There can be little doubt that the biggest loser in this election was the political brand of Karl Rove and his politics of divisiveness and fear. The major policies of the Bush administration, including the war in Iraq and its overwhelming bias toward the super-rich, were also repudiated. Earth to Neo-Cons: In the words of Sarah Palin, “Thanks, but no thanks.”
What remains unclear, however, is what kind of mandate president-elect Obama and the Democrats received. What we can say, even this early in the game, it that it is evident who will have a seat at the table as a direct representative with a participatory role, and who will not.
Business as Usual: Wall Street and the DLC on Top, Others on Tap
The Democratic Leadership Council (DLC), along with many top corporate representatives– especially from the financial sector—and some moderate Republicans, are already on the short list of candidates for cabinet posts. Let’s call them pragmatic, experienced centrists (PECs). Let’s acknowledge that Obama needed the Clinton DLC for its past experience; that pragmatism is needed to seek workable solutions for urgent problems; and that governing from the center best fits his personal style as a bargainer and as a diplomatic conciliator,
And yet—something is missing. Where is the voice of even a single significant and experienced representative of ordinary working Americans or public-interest groups representing them? The short list of those missing in action so far: labor; women (remember them?), environmentalists; veterans; the peace movement; and civil rights, anti-poverty, consumer, and public interest groups, among others. They may be added later, but so far there are none. Such candidates exist. Take, for example, Dean Baker, an economist who predicted the economic meltdown and spoke out against a massive corporate bailout. James Galbraith, Joseph Steiglitz, Bill McKibbon or [insert your favorite non-DLC economic policy expert here] also come to mind.

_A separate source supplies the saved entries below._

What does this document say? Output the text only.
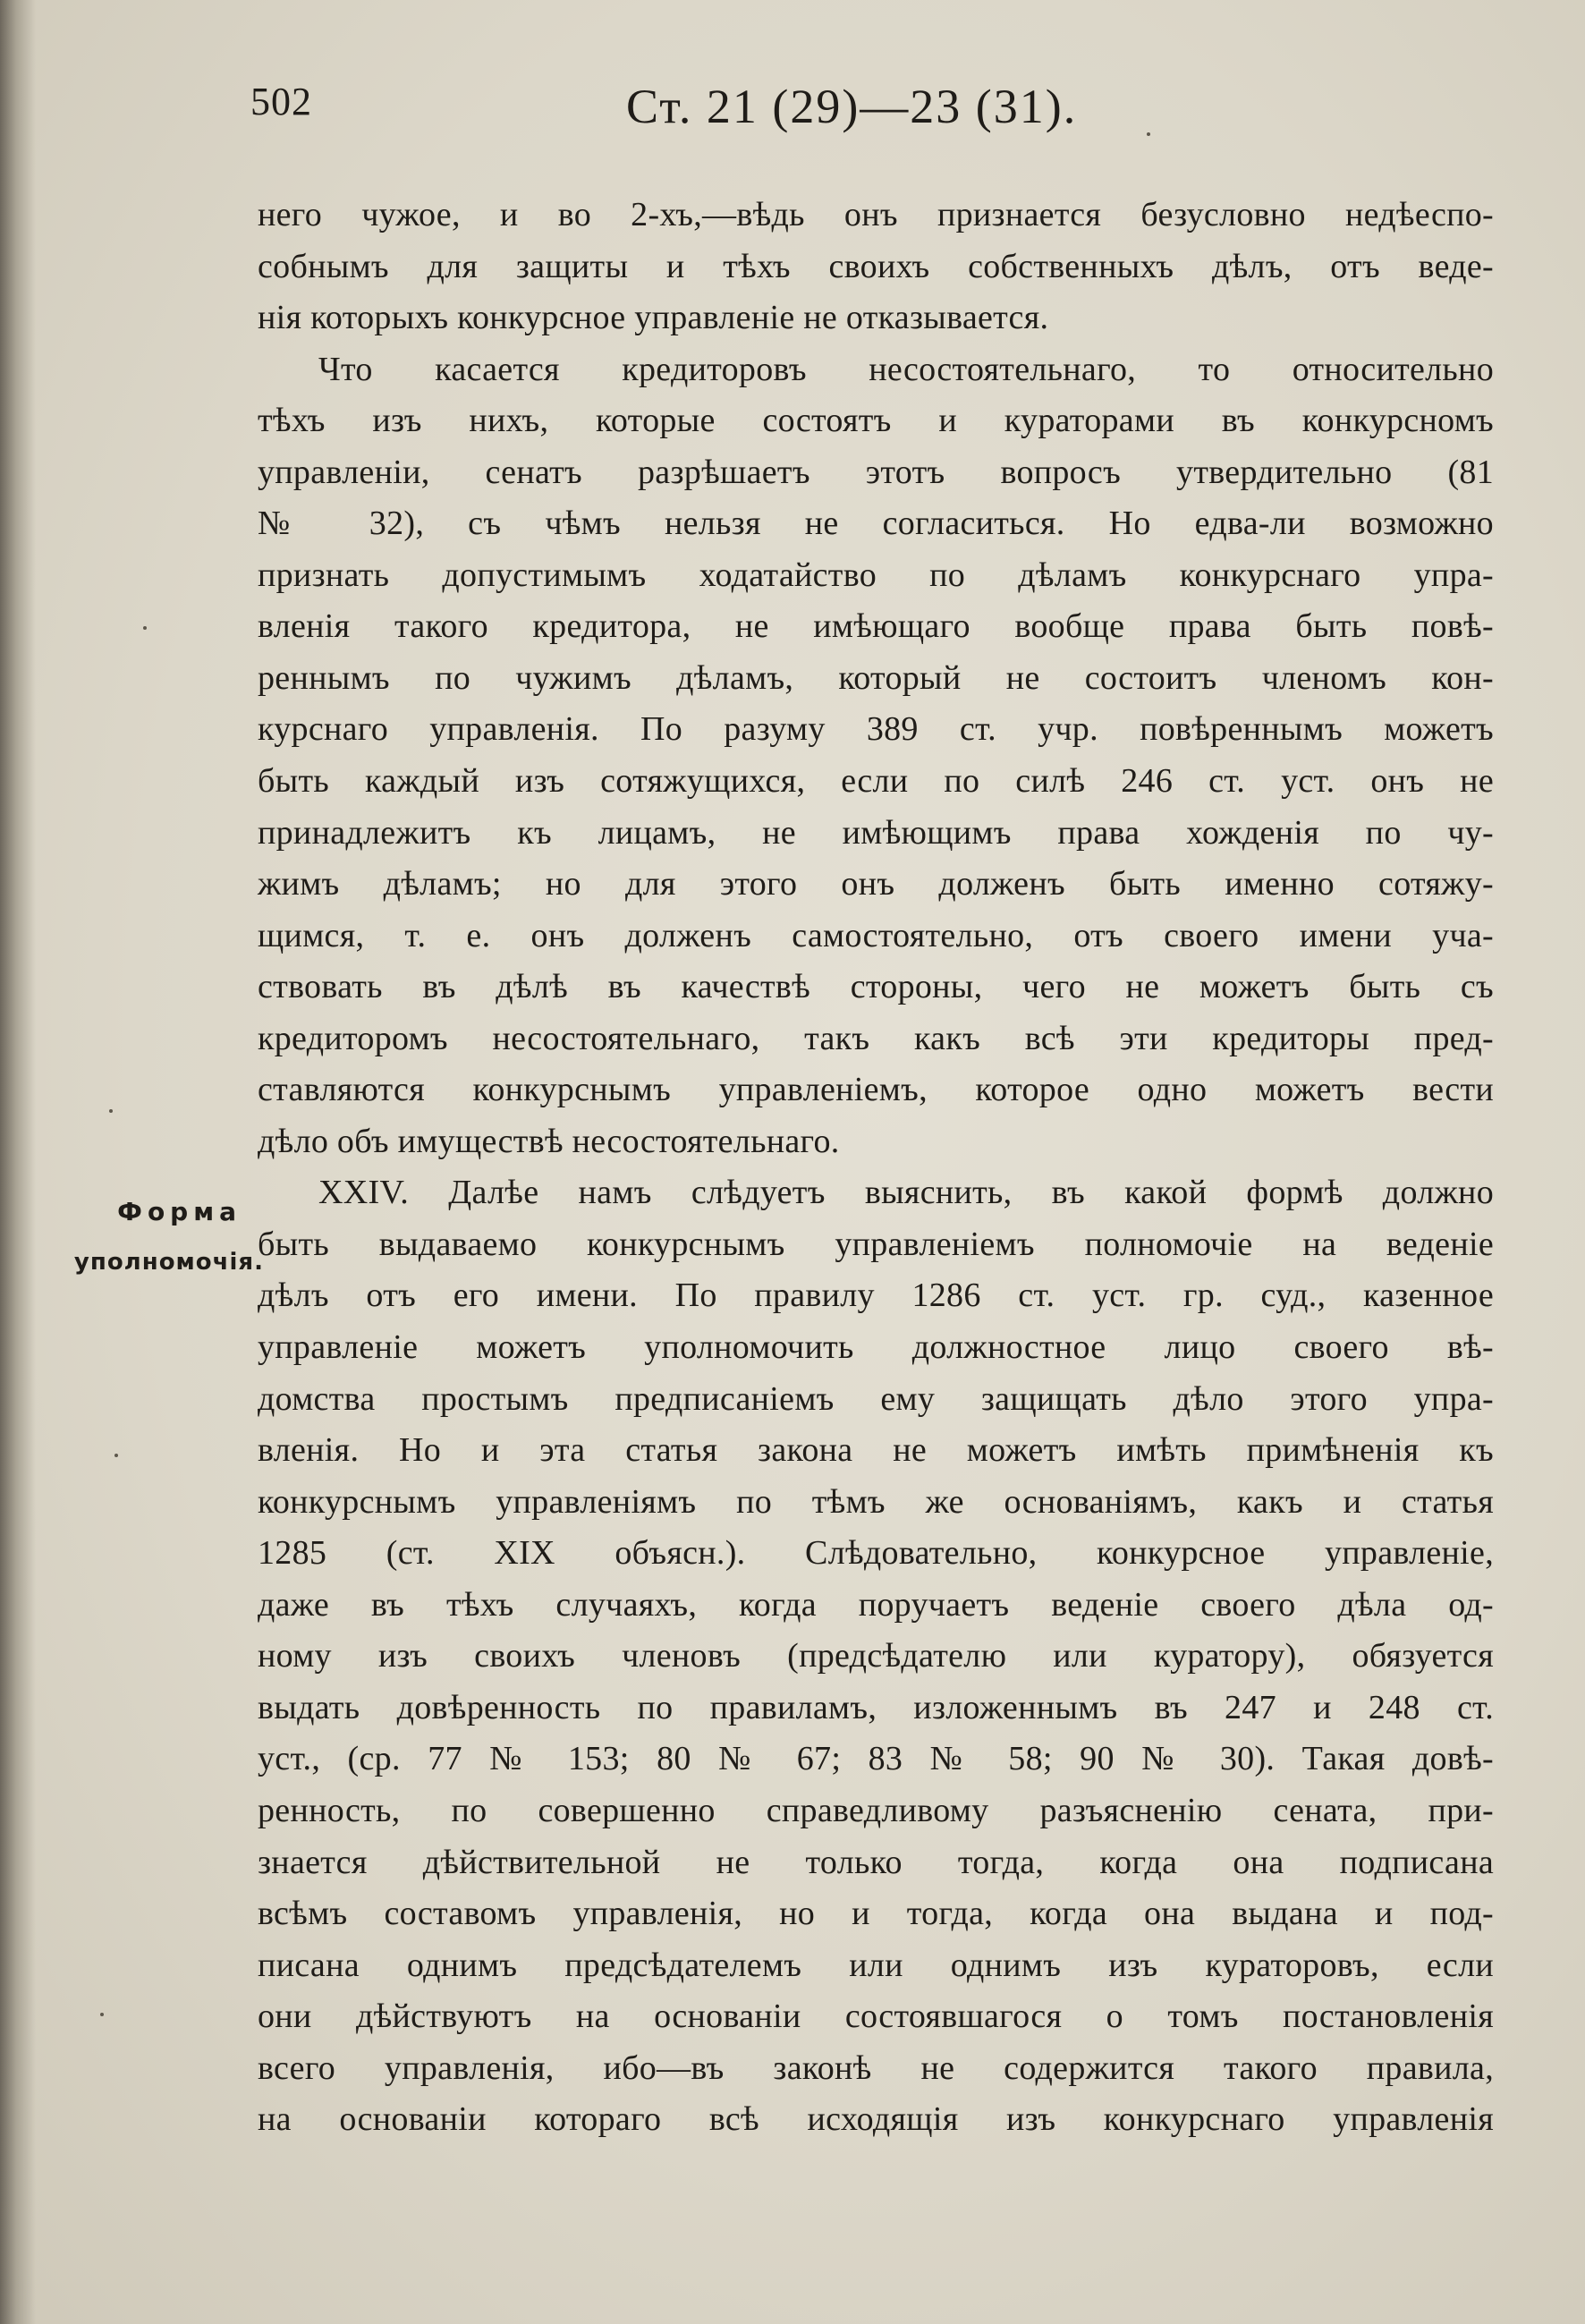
502	Ст. 21 (29)—23 (31).
Форма
уполномочія.
него чужое, и во 2-хъ,—вѣдь онъ признается безусловно недѣеспо-
собнымъ для защиты и тѣхъ своихъ собственныхъ дѣлъ, отъ веде-
нія которыхъ конкурсное управленіе не отказывается.
Что касается кредиторовъ несостоятельнаго, то относительно
тѣхъ изъ нихъ, которые состоятъ и кураторами въ конкурсномъ
управленіи, сенатъ разрѣшаетъ этотъ вопросъ утвердительно (81
№ 32), съ чѣмъ нельзя не согласиться. Но едва-ли возможно
признать допустимымъ ходатайство по дѣламъ конкурснаго упра-
вленія такого кредитора, не имѣющаго вообще права быть повѣ-
реннымъ по чужимъ дѣламъ, который не состоитъ членомъ кон-
курснаго управленія. По разуму 389 ст. учр. повѣреннымъ можетъ
быть каждый изъ сотяжущихся, если по силѣ 246 ст. уст. онъ не
принадлежитъ къ лицамъ, не имѣющимъ права хожденія по чу-
жимъ дѣламъ; но для этого онъ долженъ быть именно сотяжу-
щимся, т. е. онъ долженъ самостоятельно, отъ своего имени уча-
ствовать въ дѣлѣ въ качествѣ стороны, чего не можетъ быть съ
кредиторомъ несостоятельнаго, такъ какъ всѣ эти кредиторы пред-
ставляются конкурснымъ управленіемъ, которое одно можетъ вести
дѣло объ имуществѣ несостоятельнаго.
XXIV. Далѣе намъ слѣдуетъ выяснить, въ какой формѣ должно
быть выдаваемо конкурснымъ управленіемъ полномочіе на веденіе
дѣлъ отъ его имени. По правилу 1286 ст. уст. гр. суд., казенное
управленіе можетъ уполномочить должностное лицо своего вѣ-
домства простымъ предписаніемъ ему защищать дѣло этого упра-
вленія. Но и эта статья закона не можетъ имѣть примѣненія къ
конкурснымъ управленіямъ по тѣмъ же основаніямъ, какъ и статья
1285 (ст. XIX объясн.). Слѣдовательно, конкурсное управленіе,
даже въ тѣхъ случаяхъ, когда поручаетъ веденіе своего дѣла од-
ному изъ своихъ членовъ (предсѣдателю или куратору), обязуется
выдать довѣренность по правиламъ, изложеннымъ въ 247 и 248 ст.
уст., (ср. 77 № 153; 80 № 67; 83 № 58; 90 № 30). Такая довѣ-
ренность, по совершенно справедливому разъясненію сената, при-
знается дѣйствительной не только тогда, когда она подписана
всѣмъ составомъ управленія, но и тогда, когда она выдана и под-
писана однимъ предсѣдателемъ или однимъ изъ кураторовъ, если
они дѣйствуютъ на основаніи состоявшагося о томъ постановленія
всего управленія, ибо—въ законѣ не содержится такого правила,
на основаніи котораго всѣ исходящія изъ конкурснаго управленія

“But Obama Will Listen to Liberals and Ordinary Americans”
Obama may listen to liberals and progressives and will certainly implement some reforms. But those seeking access must first pass the PEC gatekeeper, chief of staff Rahm Emanuel. Surely there are strong gatekeepers other than him. His appointment undercuts Obama’s claim of seeking to reach out and to listen, unless you think a dead fish in the mail is an effective means of outreach. More importantly, we need to ask how much Obama is beholden to such DLC operatives–whose de-regulation policies aided and abetted the economic problem we now experience (i.e. NAFTA, the repeal of the Glass-Steagall Act) and who went along with the Bush war policies that led to the military occupations we now are mired in.
Can This Party Save Us or Be Saved from Itself?
Most Western democracies govern by means of a parliamentary system, ensuring at least some political diversity, accountability, and minority representation. Americans, in contrast, are enamored of a “winner take all” system in both their electoral and their legal arenas. Reform measures—take your pick—Instant Run-off Voting (IRV), public financing of elections, and others that might move us towards more inclusive representation are eschewed.
In the past election, even in states with projections of large Democratic majorities, third parties failed monumentally. In California, they netted only 1% of the vote, far short of the 5% minimum needed to be competitive. Speaker of the House Nancy Pelosi trounced peace activist Cindy Sheehan. Whether or not one favors any particular alternative candidate, this demonstrates the degree to which the DLC-dominated Democratic party is potentially positioned to resist progressive orientations to issues. Of course, the major operative force working against more progressive political alternatives is money—which Obama and the DLC garnered more effectively than did the GOP. Much of it was from the financial sector.
The Mixed Message of the California Election
Progressives have much to rejoice about in the past election with the election of the first Black president and the repudiation of the neo-cons. But there is also much that does not inspire hope for meaningful change. It is not just the problem of lack of resources for social programs. Nor is it that supposedly liberal California endorsed institutional racism (see Proposition 5); and adopted discrimination into the state Constitution (see Proposition 8).
This is a byproduct of the lack of any countervailing force to a two-party system awash in money, the driving force to resistance of more fundamental reforms. Unless progressive democrats, independents, and third-party activists can rally their forces into some form of coalition, I fear any meaningful change will be aborted or short-lived. The PECs need to be sent a message quickly and forcefully. Mine would be: Don’t offer us petty cash or deny us a seat at the table. Otherwise, you can keep your small “change.” And to the grassroots, I would say: ”Organize!”
Gene Rothman, DSW, LCSW, is a retired social worker who worked with homeless and incarcerated veterans in the latter part of his career. He is active with Progressive Democrats of Los Angeles (PDLA) and Families to Amend Three Strikes (FACTS.) He also writes an occasional monthly editorial for the Social Action/Social Justice Council published in the “NASW California News.” The opinions expressed here are his alone.